デリバリーサービスの進化
新風シリコンバレー WiLパートナー 小松原威氏
コロナ禍でニューノーマルになったことの一つが、オンライン注文のデリバリーサービスだ。リアルの買い物や外食といった顧客体験は大きく変わり、自宅にいながら買い物やお店の味を楽しめるようになった。

そんなデリバリーサービスの中でも、注目されている領域が「ダークストア」や「ゴーストキッチン」だ。リアルな店内での買い物や飲食機能を持たず、オンライン注文のデリバリーに特化された新業態。少し不穏な言葉がつけられているのは、リアルな顧客の目には触れず、海外では正式に住所が公開されていないことが多いからだ。
ダークストアは、主に食品や日用品などスーパーと同様の商品を取り扱うデリバリー専用店舗であり、クイックコマース(Qコマース)と呼ばれる30分以内の配達を目指すことが多い。海外のスタートアップではソフトバンクビジョンファンドが出資したことで話題にもなった米Gopuffの時価総額が150億ドルに達した。日本国内では日本初のダークストア専業スタートアップであるOniGoが、昨年1号店を都内にオープンし、10分以内の配達サービスを提供している。
ゴーストキッチンは、客席を持たずに厨房機能だけでデリバリー対応する飲食業だ。Uberの創業者で前CEOだったトラビス・カラニック氏は自己資金3億ドルを投じてCloudKitchens社を立ち上げた。さながらWeworkのキッチン版のように、デリバリー専用の共同キッチンを貸し出すことで、シェフがゴーストキッチンをすぐに使える手助けをする。

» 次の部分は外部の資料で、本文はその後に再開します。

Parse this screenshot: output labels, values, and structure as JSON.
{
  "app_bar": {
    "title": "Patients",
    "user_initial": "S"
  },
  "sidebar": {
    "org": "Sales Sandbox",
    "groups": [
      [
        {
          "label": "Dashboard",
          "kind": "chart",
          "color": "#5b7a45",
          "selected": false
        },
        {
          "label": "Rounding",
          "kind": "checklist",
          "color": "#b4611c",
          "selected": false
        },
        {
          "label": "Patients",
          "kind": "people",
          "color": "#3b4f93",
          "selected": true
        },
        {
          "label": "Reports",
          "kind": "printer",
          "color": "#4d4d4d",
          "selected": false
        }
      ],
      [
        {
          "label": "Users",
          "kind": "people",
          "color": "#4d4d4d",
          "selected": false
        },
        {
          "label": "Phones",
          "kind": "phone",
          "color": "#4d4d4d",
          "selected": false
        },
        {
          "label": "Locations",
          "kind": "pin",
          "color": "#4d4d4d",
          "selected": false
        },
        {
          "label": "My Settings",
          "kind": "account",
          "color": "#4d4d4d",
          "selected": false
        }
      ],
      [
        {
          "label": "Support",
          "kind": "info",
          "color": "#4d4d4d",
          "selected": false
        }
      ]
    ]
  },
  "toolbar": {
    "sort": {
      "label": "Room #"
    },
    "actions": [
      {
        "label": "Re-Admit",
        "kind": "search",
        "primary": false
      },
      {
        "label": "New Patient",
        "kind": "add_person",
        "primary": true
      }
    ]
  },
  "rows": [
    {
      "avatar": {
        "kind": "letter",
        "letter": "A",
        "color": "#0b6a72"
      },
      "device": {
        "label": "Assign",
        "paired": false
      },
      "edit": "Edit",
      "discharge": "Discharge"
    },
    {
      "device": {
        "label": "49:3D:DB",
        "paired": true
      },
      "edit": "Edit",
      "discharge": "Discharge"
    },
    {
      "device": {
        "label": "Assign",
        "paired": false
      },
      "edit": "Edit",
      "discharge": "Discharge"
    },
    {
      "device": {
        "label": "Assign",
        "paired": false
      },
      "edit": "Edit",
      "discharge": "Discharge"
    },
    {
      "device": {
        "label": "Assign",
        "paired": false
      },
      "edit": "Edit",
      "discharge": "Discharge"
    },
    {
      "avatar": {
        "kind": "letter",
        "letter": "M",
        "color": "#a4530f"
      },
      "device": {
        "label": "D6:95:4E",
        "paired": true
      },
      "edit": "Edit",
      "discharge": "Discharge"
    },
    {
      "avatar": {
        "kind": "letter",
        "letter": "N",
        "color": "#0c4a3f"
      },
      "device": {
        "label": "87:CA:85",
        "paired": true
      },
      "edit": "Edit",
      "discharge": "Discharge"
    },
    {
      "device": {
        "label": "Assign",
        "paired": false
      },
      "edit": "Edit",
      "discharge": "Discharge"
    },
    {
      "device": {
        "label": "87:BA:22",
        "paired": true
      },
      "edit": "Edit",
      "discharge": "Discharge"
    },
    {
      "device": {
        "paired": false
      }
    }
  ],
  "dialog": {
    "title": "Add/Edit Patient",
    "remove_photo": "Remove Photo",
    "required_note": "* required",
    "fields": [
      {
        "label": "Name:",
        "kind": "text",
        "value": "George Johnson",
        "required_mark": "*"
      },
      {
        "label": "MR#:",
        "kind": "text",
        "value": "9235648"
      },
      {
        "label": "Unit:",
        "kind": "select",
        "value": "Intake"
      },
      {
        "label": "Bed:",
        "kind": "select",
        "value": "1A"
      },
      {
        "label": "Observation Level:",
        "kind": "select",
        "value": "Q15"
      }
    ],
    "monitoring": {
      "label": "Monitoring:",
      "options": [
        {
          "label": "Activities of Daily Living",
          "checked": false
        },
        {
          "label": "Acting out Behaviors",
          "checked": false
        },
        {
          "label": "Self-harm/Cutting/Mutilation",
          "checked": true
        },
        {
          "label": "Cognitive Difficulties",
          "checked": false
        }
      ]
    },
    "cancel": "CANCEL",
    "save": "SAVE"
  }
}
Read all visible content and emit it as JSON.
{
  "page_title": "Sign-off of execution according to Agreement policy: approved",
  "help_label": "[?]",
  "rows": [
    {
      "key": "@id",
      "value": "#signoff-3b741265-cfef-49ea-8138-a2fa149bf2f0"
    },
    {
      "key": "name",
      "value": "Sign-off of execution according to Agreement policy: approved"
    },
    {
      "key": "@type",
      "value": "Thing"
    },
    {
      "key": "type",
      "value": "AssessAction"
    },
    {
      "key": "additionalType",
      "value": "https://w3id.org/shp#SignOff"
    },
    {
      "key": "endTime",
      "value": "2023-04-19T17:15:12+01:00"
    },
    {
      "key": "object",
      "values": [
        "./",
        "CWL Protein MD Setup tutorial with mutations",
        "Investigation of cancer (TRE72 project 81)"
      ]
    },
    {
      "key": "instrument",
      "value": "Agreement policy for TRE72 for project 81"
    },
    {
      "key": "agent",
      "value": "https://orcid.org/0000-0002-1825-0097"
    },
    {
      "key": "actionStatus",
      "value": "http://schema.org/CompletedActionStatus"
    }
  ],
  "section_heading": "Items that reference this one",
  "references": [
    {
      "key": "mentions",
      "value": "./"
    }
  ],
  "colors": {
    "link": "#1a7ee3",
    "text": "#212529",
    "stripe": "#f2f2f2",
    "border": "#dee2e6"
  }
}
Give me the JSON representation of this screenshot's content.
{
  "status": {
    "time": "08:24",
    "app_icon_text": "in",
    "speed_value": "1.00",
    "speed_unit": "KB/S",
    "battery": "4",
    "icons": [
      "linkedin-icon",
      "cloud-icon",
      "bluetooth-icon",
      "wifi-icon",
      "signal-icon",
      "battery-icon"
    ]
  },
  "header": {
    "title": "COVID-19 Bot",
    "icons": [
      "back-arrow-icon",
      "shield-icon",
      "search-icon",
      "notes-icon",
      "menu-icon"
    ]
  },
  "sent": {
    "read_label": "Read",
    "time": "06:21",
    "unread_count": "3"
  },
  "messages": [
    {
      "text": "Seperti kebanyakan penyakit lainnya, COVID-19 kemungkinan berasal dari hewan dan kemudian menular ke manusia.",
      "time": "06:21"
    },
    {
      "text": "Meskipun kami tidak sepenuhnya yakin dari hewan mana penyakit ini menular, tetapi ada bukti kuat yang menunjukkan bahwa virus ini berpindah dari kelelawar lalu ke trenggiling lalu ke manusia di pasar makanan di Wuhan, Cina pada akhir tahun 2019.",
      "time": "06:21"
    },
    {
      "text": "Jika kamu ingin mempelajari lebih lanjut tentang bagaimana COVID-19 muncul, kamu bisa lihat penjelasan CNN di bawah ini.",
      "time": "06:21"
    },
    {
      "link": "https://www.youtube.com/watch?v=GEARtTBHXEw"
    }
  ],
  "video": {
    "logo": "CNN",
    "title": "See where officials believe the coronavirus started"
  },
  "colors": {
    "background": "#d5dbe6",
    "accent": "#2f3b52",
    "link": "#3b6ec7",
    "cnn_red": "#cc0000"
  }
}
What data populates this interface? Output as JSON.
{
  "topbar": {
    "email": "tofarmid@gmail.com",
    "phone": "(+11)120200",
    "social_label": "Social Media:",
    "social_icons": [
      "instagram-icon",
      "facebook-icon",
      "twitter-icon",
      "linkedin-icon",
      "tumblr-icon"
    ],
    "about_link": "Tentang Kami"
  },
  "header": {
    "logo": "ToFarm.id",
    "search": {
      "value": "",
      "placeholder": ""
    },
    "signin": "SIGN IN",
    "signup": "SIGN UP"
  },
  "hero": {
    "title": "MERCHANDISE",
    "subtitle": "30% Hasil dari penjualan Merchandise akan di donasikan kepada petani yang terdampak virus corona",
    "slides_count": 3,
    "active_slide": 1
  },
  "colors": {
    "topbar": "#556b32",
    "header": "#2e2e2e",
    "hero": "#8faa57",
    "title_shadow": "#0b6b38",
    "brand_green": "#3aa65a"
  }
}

ゴーストキッチンのような業態が拡大する一方で、様々なフードデリバリーサービスが乱立し、店側のオペレーションの煩雑さが増すことは大きな課題だ。これを解消するために、2018年にベルギーで創業されたスタートアップがDeliverectだ。Uber EatsやDoordashなど、店側では形式の違う複数のデリバリーサービスに対応するために、何台ものタブレットを設置。店の注文はカオス状態になり、注文ミスや配達の遅れが多発してしまう。Deliverectは全てのデリバリーの注文を一つのアプリや既存のPoSシステムに統合することで、店側のオペレーションをシンプルにする。これにより注文ミスや配達の遅れを防ぎ、店側の売上を伸ばし、何よりお客様に出来たての料理を届ける事ができる。創業して3年だが従業員は250人を超え、昨年は65百万ドルの資金調達を実施し、ビジネスを急拡大させている。
コロナによりダークストアやゴーストレストランのような新たなサービスを提供する業態が急拡大し、その中で生まれる課題をみつけてDeliverectのようなスタートアップが成長していく。新たな業態が生まれ続けていくが、リアルでもオンラインでも生き残るのは、いかによりよい顧客体験を提供できるかにかかっている。